The Bible says: “God took man and put him in the Garden of Eden to work it and take care of it” (Ge 2:15). Today God may be saying to you, “I’ve prepared you, placed you where you need to be, planted blessings in your life that are scheduled to come up at different times, but now you’ve got to work it.” Stop looking for gardens that are already pruned; you have to prune your own garden.  You have to go through your own struggles and shed your own tears, or in the case of Dave Thomas, founder of Wendy’s, wait on tables and work your way up. When people give you stuff they can take it from you.  When God gives it to you, it’s yours! But you’ve got to take

care of it.  You have to prune your own children; they’re not going to turn out right if you neglect them (See Pr 22:6).  You have to prune your own relationships; “Blessed is the man who walks not in the counsel of the ungodly” (Ps 1:1).  You have to prune your own business.  That means honoring God as your partner, allowing Him to use your business to promote His business.

 

When you walk with God He’ll protect and prosper you, even in hard times. But you’ve still got to “work it.” Ask any farmer; wheat left unattended will eventually seed itself to death.  It must be cultivated.  There’s nothing wrong with your life – except that you’re expecting God to do things He’s expecting you to do.  Come on, get some shears and start pruning!

 

I’m not exactly a gardener (have a black thumb), but I have seen garden shears and they are sharp!  These sharp blades are used to cut through shrubs, bushes and branches.  I don’t know about you, but the thought of something sharp cutting into sensitive and private areas of my life sounds painful.  I don’t like being pushed out of my comfort zone, but lately when I’ve been drawn out (not pushed), it’s allowed those walls that I’ve created around me to start crumbling.  It hurts to deal with things of the past; some of which weren’t all that so long ago.

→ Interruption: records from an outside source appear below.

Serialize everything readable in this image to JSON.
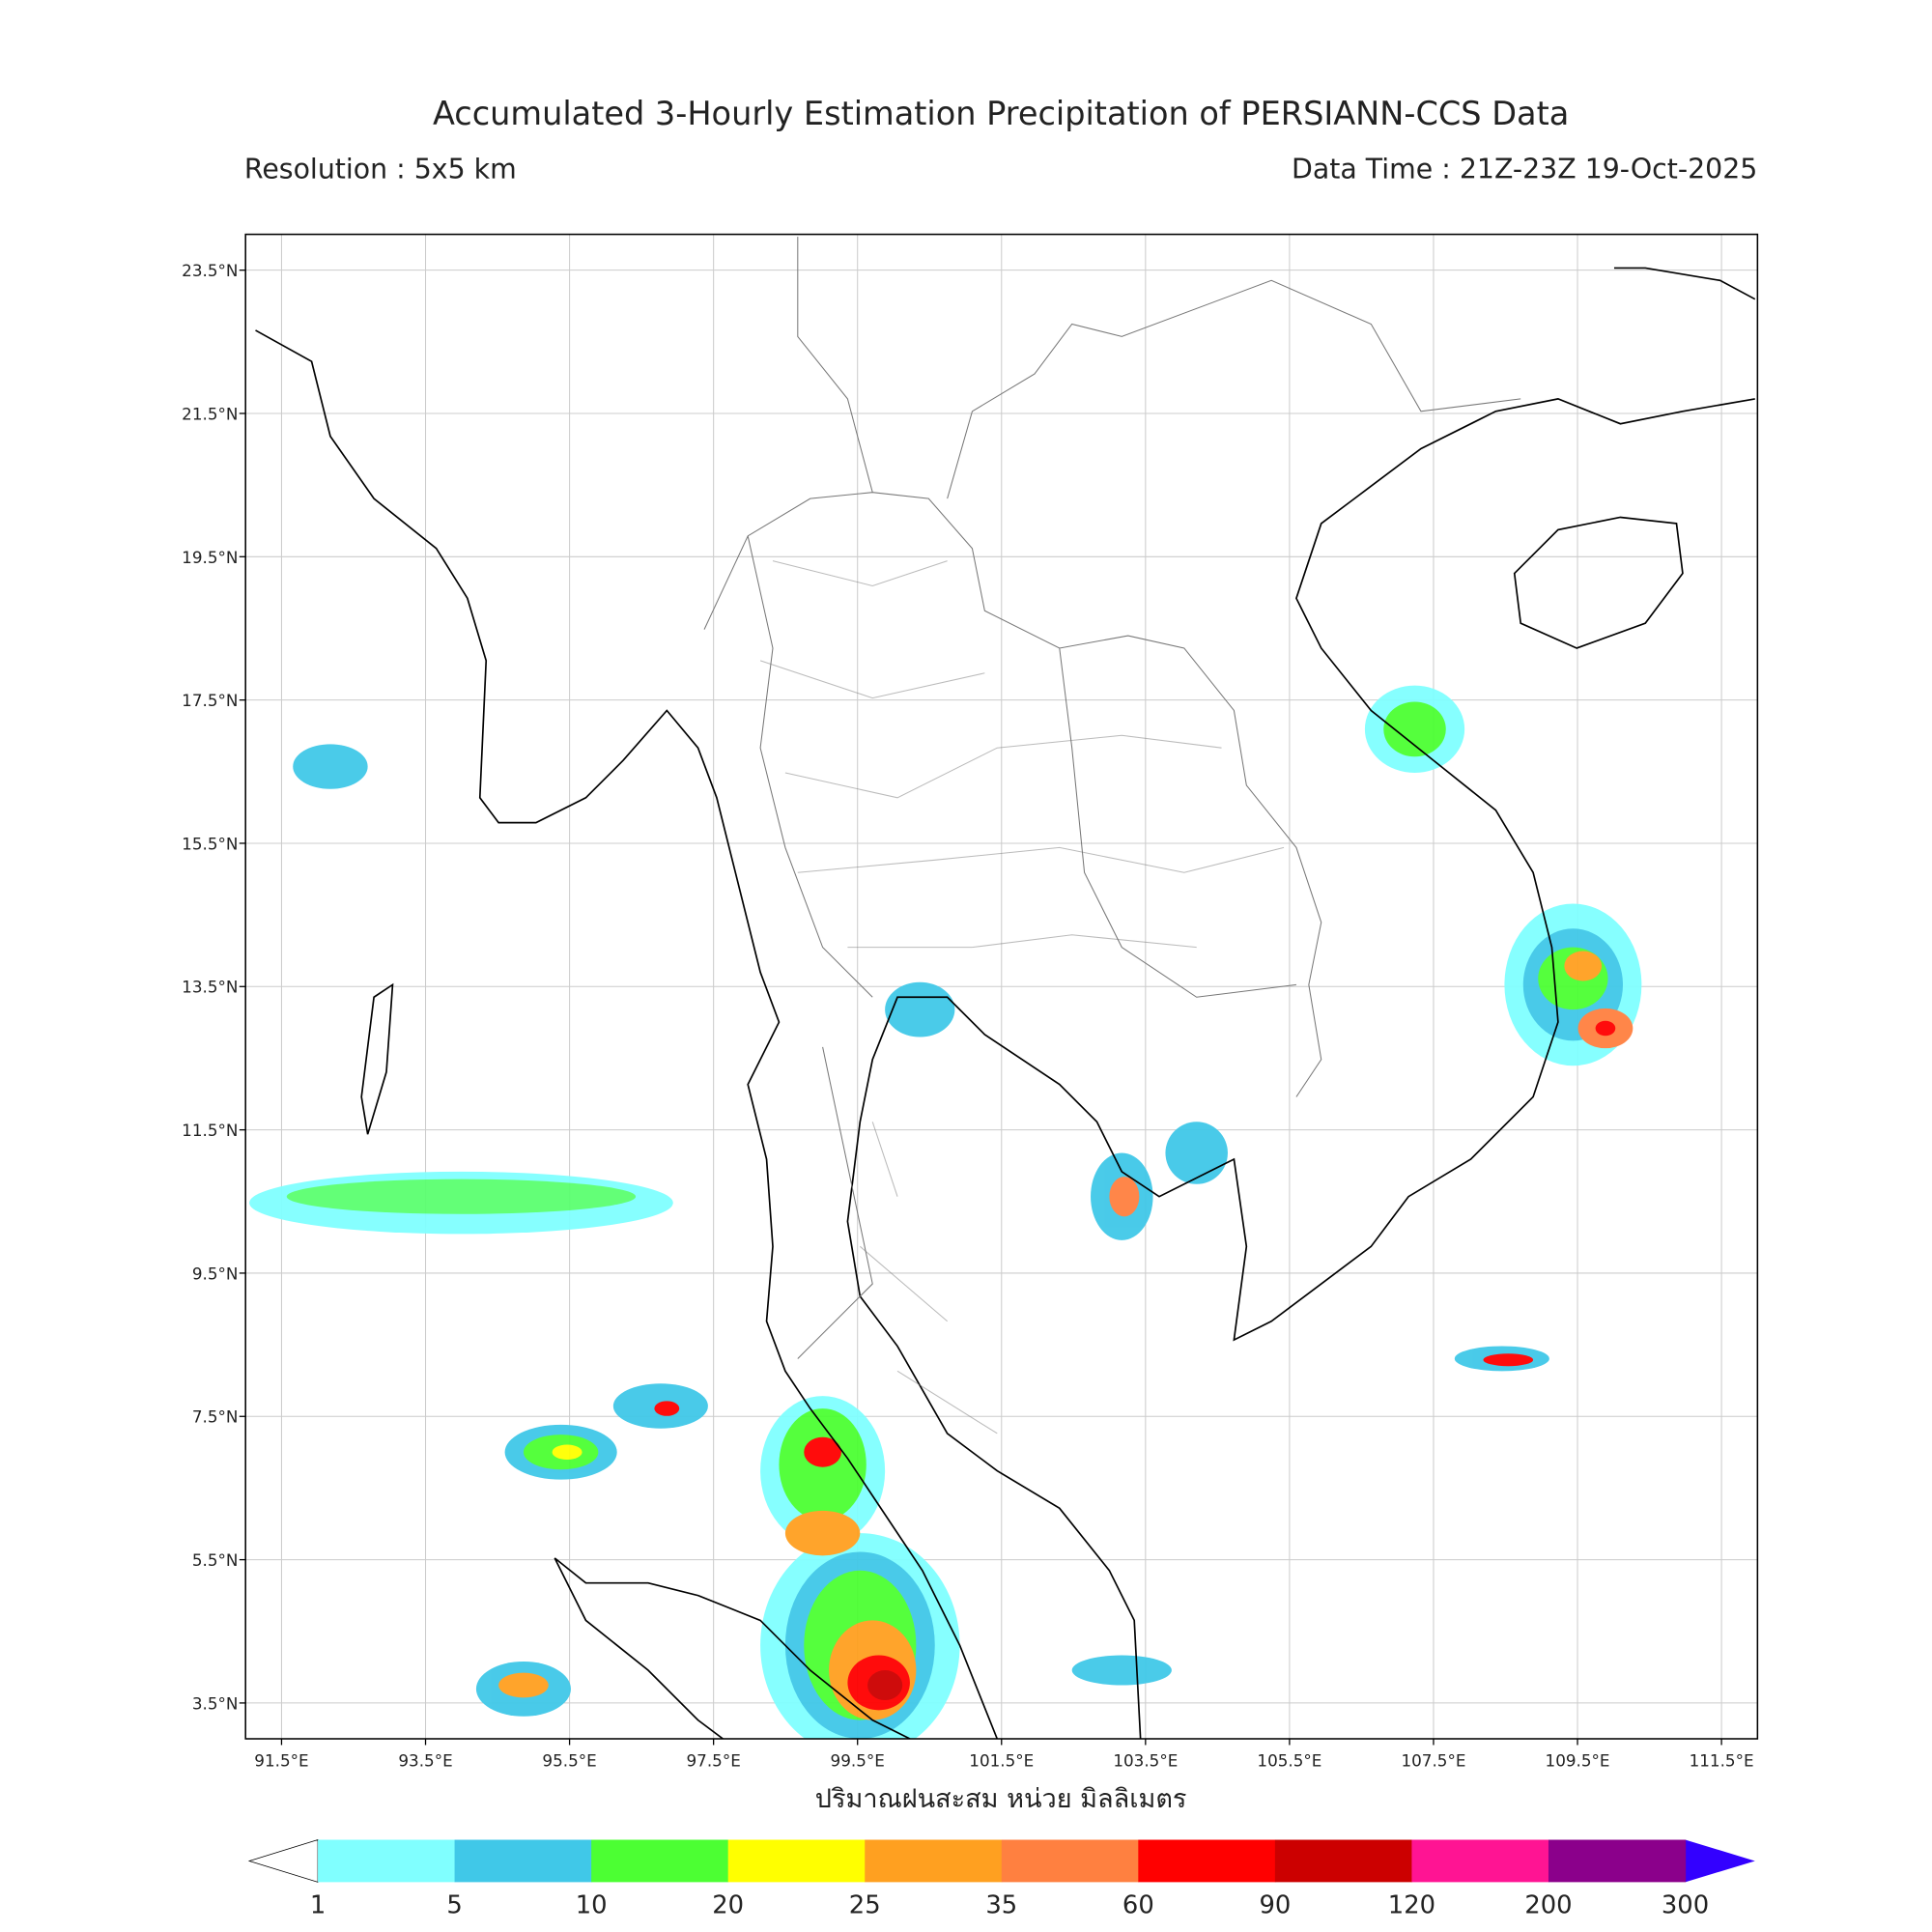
{
  "title": "Accumulated 3-Hourly Estimation Precipitation of PERSIANN-CCS Data",
  "resolution": "Resolution : 5x5 km",
  "data_time": "Data Time : 21Z-23Z 19-Oct-2025",
  "map": {
    "xlim": [
      91,
      112
    ],
    "ylim": [
      3,
      24
    ],
    "xticks": [
      {
        "value": 91.5,
        "label": "91.5°E"
      },
      {
        "value": 93.5,
        "label": "93.5°E"
      },
      {
        "value": 95.5,
        "label": "95.5°E"
      },
      {
        "value": 97.5,
        "label": "97.5°E"
      },
      {
        "value": 99.5,
        "label": "99.5°E"
      },
      {
        "value": 101.5,
        "label": "101.5°E"
      },
      {
        "value": 103.5,
        "label": "103.5°E"
      },
      {
        "value": 105.5,
        "label": "105.5°E"
      },
      {
        "value": 107.5,
        "label": "107.5°E"
      },
      {
        "value": 109.5,
        "label": "109.5°E"
      },
      {
        "value": 111.5,
        "label": "111.5°E"
      }
    ],
    "yticks": [
      {
        "value": 3.5,
        "label": "3.5°N"
      },
      {
        "value": 5.5,
        "label": "5.5°N"
      },
      {
        "value": 7.5,
        "label": "7.5°N"
      },
      {
        "value": 9.5,
        "label": "9.5°N"
      },
      {
        "value": 11.5,
        "label": "11.5°N"
      },
      {
        "value": 13.5,
        "label": "13.5°N"
      },
      {
        "value": 15.5,
        "label": "15.5°N"
      },
      {
        "value": 17.5,
        "label": "17.5°N"
      },
      {
        "value": 19.5,
        "label": "19.5°N"
      },
      {
        "value": 21.5,
        "label": "21.5°N"
      },
      {
        "value": 23.5,
        "label": "23.5°N"
      }
    ],
    "xlabel": "ปริมาณฝนสะสม หน่วย มิลลิเมตร"
  },
  "colorbar": {
    "levels": [
      1,
      5,
      10,
      20,
      25,
      35,
      60,
      90,
      120,
      200,
      300
    ],
    "colors": [
      "#80ffff",
      "#40c8e8",
      "#4cff33",
      "#ffff00",
      "#ffa020",
      "#ff8040",
      "#ff0000",
      "#cc0000",
      "#ff1493",
      "#8b008b"
    ],
    "under_color": "#ffffff",
    "over_color": "#3300ff"
  }
}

But because I’m able to deal with the hurt and painful areas in my life, I’m finally able to start becoming more of the person God created me to be.  God created me to be loving, caring and nurturing, but after so many years of bad relationships, I acquired turtle syndrome.  I retreated to my hard shell, and was afraid to come out.  I don’t think God created us to have hard shells; at least He didn’t create me to have one. 

 

We’ve all heard the saying, “life is not always easy,” and it’s not.  Here’s the rest of the quote by Ralph Marston.

 

And that is a major reason why it is so precious. Many of life’s best rewards are possible only because you must work your way through difficult challenges to get to them. If everything in life were easy, there would be no opportunity for real fulfillment.If the only things you experienced were pleasure and comfort, it would be impossible for you to fully appreciate them. A life of total ease and a complete lack of challenge would be unbearably tedious.

When the next challenge comes your way, when the next obstacle blocks your progress, find it in yourself to be thankful. For the difficulties provide you with truly magnificent opportunities to create value, to find meaning and fulfillment in living.

The challenges enable you to give of yourself and to make a real difference. And that’s something you desire at the deepest level.

Life is not always easy. And because of that, you have the opportunity to make it truly great.